16-bit Serial Homebrew CPU

jiristepanovsky.cz

16-bit Serial Homebrew CPU - 2023

Building a homebrew CPU from scratch takes a large number of logic chips. It is understandable, that implementing registers, program counter, ALU, and other components of the CPU in TTL or CMOS logic does require a substantial amount of chips. But how many exactly?

I've tried to optimize my homebrew CPU for the lowest amount of logic chips possible and answer a question:
How few ICs are required for a Turing-complete CPU without a CPU?

My answer is a 16-bit Serial CPU with only 8 ICs, including memory and clock. It has 128kB SRAM, 768kB FLASH, and can be clocked up to 10MHz. It contains only a 1-bit ALU, but the majority of its 52 instructions operate on 16-bit values (serially). At its maximum speed, it executes roughly 12k instructions per second (0.012MIPS) and, among other things, is capable of streaming a video on PCD8544 based (Nokia 5110) LCD at ~10 FPS.

Depending on where you place the line between a state machine and a CPU, my 16-bit system might actually be the CPU with the lowest amount of ICs. Although, some other contestants are Jeff Laughton's 1-bit computer with 1 instruction and 1-bit of memory, and Daniel Thornburgh's Simple CPU with 1 byte-byte-jump instruction and memory simulated on a Raspberry PI.

Hardware:

The architecture is inspired by other CPU builds like James Sharman's JAM-1, Ben Eater's SAP-1, Warren's 4-bit Crazy Small CPU, its 8-bit version, and others. All of them, and many others alike, use a "control" EEPROM, EPROM, or ROM for generating control signals to the CPU components. Because it is way easier than generating them by logic circuits alone, and because it offers more flexibility in the future, I've also decided to use such a "control" memory, specifically, an EPROM. Contrary to the builds mentioned above, I've aimed for the lowest possible chip count, so I've tried to "squeeze" as much data processing inside the memory as possible, to either lower the demands on other CPU components or better yet, eliminate them completely. Here are some key steps taken:

Completely eliminating the ALU and implementing it as a lookup. Because most EPROMs have only 8-bit output and the system also needs other control signals, the data width of the ALU has to be drastically limited. Not to worry, it can be reduced all the way down to a single bit: 1-bit computing is actually all we need.
To get any meaningful computation done, the output from the 1-bit ALU has to be serialized. That is a perfect use case for a serial SRAM, which also brings other benefits. First, it eliminates the need for registers, since all ALU operations can be performed directly on the data in SRAM. Second, serial SRAMs are also addressed serially, so there is no need to latch the source and destination addresses. Third, an arbitrary data processing width can be achieved just by selecting the number of SRAM clock cycles. I chose 16 bits (16 SRAM clock cycles per 1 ALU operation) as a nice compromise between utility and speed.
At least 2 serial SRAM chips are required, one of them has to provide a serialized input to our 1-bit ALU, and, at the same time, the second one has to store the result.
For ALU operations with 2 operands (like ADD/AND/XOR...), 2 serialized inputs are needed. Adding a third SRAM could certainly be an option (2 for ALU inputs, 1 for result), but there is a better solution. If a serial FLASH memory is used instead of an SRAM, the same benefits remain (already serialized data, serialized address), but the FLASH can be used for storing the instructions/program as well as providing the ALU input.
It is unnecessary to add any hardware for a program counter, as there is already plenty of space inside the SRAMs where its value can be stored.

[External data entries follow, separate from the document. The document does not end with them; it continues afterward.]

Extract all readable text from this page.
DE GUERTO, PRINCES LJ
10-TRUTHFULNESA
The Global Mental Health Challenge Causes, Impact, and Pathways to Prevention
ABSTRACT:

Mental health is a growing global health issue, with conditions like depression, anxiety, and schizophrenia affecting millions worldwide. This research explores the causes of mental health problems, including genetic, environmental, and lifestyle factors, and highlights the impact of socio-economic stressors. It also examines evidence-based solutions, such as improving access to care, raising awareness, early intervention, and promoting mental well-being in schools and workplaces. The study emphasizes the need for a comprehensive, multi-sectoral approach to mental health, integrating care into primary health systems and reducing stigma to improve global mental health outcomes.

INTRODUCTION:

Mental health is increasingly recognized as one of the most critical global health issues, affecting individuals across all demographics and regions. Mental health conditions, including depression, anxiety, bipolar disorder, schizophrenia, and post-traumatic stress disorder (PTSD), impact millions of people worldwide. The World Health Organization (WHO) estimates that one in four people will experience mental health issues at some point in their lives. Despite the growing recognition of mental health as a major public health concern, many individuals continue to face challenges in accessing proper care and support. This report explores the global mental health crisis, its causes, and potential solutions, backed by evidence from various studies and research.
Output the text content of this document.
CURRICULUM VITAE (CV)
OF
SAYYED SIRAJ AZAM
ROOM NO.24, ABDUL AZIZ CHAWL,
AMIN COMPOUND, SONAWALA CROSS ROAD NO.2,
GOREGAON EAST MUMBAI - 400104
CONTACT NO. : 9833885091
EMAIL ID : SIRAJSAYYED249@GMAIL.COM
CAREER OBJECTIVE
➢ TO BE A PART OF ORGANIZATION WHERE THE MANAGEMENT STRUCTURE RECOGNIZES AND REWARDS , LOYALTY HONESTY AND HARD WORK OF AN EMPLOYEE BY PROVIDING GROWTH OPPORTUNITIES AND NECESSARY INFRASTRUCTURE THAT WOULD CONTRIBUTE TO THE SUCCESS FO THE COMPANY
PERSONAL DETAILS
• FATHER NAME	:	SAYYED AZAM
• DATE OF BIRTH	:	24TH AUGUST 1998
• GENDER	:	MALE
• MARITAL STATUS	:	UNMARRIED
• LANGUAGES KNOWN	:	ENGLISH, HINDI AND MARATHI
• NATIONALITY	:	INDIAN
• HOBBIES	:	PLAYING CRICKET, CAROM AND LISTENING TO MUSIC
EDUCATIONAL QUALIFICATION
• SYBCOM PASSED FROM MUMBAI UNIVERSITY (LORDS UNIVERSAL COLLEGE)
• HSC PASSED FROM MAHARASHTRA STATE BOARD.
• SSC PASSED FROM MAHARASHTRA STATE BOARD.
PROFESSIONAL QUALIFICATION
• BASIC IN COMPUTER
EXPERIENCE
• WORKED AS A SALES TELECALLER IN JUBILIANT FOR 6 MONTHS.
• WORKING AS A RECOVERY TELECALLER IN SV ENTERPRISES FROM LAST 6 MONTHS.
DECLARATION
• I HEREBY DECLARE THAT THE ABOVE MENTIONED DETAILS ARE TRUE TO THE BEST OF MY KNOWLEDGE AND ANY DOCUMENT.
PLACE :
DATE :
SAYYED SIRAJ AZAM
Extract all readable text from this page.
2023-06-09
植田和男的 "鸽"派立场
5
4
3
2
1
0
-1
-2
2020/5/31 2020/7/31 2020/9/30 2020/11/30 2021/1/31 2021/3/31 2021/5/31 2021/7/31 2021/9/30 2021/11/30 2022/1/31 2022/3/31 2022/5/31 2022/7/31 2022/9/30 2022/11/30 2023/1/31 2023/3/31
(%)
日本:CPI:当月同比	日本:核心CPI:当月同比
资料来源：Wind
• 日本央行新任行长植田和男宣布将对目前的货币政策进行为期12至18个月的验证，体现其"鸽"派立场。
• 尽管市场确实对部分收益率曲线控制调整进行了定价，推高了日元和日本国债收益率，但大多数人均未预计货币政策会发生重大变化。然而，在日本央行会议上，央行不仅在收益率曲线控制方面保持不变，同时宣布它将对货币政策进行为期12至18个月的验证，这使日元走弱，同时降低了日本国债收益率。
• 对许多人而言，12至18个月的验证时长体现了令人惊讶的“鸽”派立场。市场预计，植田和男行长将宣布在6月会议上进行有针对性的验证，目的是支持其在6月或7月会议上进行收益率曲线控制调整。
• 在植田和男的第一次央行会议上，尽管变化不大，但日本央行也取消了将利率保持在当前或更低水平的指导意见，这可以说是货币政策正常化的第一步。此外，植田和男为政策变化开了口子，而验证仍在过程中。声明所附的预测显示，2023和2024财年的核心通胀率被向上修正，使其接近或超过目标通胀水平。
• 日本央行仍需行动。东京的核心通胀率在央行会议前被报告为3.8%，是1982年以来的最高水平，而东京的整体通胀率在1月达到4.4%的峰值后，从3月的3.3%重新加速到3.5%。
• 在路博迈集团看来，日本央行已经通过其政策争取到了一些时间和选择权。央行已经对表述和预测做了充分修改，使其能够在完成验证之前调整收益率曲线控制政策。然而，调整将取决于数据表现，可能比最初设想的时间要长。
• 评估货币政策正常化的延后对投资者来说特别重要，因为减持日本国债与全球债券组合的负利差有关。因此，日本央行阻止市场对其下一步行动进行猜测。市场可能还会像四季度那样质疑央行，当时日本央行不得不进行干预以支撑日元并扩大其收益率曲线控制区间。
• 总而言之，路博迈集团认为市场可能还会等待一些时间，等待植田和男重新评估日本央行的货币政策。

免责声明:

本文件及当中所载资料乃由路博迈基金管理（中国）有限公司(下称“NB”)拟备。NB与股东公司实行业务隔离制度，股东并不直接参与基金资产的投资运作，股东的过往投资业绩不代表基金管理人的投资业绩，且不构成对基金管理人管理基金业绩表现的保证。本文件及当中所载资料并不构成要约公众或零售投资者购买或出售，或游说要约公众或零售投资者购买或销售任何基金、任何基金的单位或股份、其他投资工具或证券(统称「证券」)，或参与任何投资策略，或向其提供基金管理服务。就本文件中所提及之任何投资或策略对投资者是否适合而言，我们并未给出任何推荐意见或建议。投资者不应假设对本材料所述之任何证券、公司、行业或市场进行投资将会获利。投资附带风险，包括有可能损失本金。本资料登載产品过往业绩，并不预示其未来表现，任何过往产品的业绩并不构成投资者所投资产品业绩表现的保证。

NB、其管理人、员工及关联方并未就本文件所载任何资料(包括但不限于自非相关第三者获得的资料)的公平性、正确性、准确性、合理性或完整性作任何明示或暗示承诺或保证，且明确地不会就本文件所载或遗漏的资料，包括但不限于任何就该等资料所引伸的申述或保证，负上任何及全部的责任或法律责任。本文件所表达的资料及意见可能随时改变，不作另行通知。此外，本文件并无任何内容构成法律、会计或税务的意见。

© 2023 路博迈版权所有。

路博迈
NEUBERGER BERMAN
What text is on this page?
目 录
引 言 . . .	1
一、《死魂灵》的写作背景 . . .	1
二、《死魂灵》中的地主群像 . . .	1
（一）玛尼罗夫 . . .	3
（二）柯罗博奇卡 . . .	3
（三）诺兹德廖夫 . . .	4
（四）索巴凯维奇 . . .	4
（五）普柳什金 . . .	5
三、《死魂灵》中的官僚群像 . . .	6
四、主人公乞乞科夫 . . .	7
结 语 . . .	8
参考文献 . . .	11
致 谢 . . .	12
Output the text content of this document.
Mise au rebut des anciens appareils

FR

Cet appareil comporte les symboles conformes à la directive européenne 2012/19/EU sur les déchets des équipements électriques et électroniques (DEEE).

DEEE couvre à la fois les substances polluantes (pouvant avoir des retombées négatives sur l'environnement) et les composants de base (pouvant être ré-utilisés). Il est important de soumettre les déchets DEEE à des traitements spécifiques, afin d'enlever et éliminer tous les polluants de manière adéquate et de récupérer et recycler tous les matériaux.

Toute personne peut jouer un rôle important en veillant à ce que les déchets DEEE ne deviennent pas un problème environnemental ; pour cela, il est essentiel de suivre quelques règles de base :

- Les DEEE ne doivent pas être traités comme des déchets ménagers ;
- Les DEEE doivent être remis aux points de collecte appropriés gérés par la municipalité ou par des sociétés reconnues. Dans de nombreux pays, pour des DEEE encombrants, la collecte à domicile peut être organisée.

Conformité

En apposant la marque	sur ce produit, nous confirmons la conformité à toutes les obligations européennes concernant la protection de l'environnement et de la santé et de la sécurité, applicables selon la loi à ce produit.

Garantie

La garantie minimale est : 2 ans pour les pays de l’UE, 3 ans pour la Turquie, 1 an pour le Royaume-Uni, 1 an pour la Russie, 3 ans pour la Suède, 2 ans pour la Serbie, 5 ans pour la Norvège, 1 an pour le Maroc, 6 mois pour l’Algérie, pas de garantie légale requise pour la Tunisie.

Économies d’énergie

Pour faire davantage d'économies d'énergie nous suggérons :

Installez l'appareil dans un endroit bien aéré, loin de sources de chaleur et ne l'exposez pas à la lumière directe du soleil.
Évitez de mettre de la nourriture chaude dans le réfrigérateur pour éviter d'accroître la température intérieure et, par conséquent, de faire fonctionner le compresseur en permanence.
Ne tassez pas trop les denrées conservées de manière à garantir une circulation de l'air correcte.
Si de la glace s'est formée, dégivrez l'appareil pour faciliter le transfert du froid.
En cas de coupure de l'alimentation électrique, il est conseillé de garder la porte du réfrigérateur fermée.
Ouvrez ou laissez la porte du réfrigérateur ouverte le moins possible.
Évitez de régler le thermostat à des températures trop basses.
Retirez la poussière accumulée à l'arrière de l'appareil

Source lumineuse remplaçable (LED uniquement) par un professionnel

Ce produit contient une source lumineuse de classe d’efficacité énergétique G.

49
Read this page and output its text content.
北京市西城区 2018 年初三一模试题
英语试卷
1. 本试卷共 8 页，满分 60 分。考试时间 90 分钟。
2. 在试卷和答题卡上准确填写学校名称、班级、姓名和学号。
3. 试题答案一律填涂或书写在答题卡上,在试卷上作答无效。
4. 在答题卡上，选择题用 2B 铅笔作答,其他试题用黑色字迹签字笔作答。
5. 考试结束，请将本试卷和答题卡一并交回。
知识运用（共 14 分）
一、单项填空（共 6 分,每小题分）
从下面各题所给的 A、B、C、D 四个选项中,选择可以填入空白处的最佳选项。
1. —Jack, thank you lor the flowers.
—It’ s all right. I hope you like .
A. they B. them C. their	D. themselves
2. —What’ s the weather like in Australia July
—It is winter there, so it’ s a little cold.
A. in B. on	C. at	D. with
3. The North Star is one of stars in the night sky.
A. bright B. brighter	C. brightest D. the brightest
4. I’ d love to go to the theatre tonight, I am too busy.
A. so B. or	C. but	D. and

Even with these dramatic simplifications, some additional hardware is still required, however, everything can be built with just 8 chips in total, following the schematic below:

The circuit is built around a 128kB M27C1001-15 EPROM, working at 5V and combining a control state machine with a 1-bit ALU. Its output lines are latched by a 74HC574 every clock cycle and control the two 23LCV512 64kB serial SRAMs and one W25Q80 1MB serial FLASH. There are not enough outputs to control each memory individually, so they share the data line and partially also the chip select line, only the clock lines are kept separate. I could not find a 5V serial FLASH memory, so resistors R3, R4, and R5 limit the current and form a bridge from 5V to 3.3V. I do not count the MCP1703 3.3V voltage regulator as part of the CPU (I consider it, to be a part of a power supply), but with it, my CPU contains 9 chips.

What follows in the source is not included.